The chieftain’s name hasn’t been mentioned yet. This isn’t the affront it might seem. A leader of a sortie would have been chosen, just that morning, out of a team of qualified volunteers. He’ll retire from the position by nightfall (if he survives this encounter). In anonymity resides safety. In fact, this fellow’s name is Oyi’iathi, but you don’t need to hold on to it; you won’t hear it again.
Picture him as taller than Melena and Severin, in every way their equal in backbone. Sweat brings his forehead and pectoral muscles into high, varnished relief. The others in his party are variations on the theme. Neither does any Quadling avenger look morally uncertain about this campaign, or irritated at having been volunteered by some parent.
But appearances rarely suggest the ambiguities that prove human behavior to be actually human.
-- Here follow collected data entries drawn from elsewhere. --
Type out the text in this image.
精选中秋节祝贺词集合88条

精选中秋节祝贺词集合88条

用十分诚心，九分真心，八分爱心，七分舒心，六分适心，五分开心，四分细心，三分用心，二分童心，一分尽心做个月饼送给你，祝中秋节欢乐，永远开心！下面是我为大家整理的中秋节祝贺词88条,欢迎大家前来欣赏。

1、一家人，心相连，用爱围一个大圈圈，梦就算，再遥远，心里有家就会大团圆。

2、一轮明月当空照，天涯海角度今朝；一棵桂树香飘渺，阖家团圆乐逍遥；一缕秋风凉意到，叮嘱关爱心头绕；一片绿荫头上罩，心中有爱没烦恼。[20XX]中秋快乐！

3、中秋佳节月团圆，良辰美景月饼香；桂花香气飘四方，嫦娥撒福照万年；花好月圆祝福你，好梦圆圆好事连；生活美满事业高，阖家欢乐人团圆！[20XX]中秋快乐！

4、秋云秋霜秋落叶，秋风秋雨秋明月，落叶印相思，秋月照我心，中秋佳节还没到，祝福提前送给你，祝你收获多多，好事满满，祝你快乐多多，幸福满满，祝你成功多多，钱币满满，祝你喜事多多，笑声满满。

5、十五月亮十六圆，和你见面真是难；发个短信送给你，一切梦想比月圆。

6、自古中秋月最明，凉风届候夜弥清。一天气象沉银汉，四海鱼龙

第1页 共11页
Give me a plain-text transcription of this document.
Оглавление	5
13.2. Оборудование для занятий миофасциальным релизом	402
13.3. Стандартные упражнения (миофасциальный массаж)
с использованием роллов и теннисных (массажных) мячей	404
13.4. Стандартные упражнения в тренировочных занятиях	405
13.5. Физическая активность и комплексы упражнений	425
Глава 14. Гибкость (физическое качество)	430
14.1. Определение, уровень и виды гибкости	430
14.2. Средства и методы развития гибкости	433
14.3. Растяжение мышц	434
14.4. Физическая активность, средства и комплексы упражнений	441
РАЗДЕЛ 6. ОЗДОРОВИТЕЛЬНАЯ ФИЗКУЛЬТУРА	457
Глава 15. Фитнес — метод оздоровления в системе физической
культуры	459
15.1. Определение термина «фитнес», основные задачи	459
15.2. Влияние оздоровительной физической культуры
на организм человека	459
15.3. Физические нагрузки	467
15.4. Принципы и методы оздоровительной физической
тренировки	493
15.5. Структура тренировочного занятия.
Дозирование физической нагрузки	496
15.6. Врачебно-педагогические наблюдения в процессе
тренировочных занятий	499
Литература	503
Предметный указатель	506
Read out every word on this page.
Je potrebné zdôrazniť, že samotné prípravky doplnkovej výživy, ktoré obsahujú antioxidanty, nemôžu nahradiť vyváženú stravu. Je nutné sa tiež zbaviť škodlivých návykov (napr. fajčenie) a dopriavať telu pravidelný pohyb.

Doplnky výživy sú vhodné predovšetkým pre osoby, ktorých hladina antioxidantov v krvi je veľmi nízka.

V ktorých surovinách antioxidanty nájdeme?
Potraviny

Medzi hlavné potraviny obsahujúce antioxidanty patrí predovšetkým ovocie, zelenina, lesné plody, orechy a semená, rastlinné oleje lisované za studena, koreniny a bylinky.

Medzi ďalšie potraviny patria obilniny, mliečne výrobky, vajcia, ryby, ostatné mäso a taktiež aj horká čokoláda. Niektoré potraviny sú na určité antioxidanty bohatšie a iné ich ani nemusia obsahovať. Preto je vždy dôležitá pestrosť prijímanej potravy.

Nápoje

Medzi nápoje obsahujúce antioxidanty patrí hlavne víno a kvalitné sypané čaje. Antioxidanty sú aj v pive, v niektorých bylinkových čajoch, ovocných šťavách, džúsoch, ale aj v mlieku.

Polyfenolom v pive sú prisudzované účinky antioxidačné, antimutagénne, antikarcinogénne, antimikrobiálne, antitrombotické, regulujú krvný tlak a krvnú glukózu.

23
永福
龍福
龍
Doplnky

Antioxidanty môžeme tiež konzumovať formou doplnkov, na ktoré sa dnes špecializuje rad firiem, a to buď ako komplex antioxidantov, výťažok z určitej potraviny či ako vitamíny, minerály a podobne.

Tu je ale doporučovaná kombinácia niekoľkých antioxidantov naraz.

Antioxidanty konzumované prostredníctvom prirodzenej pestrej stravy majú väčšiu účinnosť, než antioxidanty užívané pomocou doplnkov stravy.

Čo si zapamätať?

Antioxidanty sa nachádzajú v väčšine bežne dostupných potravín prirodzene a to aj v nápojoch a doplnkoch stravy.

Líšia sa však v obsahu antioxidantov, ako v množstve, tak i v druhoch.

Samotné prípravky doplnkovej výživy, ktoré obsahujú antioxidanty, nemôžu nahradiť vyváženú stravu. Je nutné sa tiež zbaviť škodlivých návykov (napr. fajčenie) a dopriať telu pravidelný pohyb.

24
Melena is certainly good-looking enough for martyrdom. Melena, born to a line near-enough royal to have its own livery design, and rich enough not to have noticed that lots of other families don’t.
History lumbers on. It can’t help itself. If such a moment were recorded in a marble tableau or a municipal mural, its meaning would evolve over the decades. Melena might come to be seen as arrogant, solipsistic. Nanny as oppressed. Severin and Snapper as opportunistic and venal. The chieftain and his backups as noble defenders of their land. The last stand of doomed animism, of Quadling independence. While Boozy—but no one would ever make out how Boozy fits in. She’s the one-off that makes the moment, static as it is, continue to fizz.
Memory and history codify perception, but in real life nobody ever really knows what anyone else is thinking. Nothing stands still. Here comes the moth in the tapestry, the hammer against the marble entablature. The upset.
Pacing out of the reeds on her own two green feet, hardly three green feet high.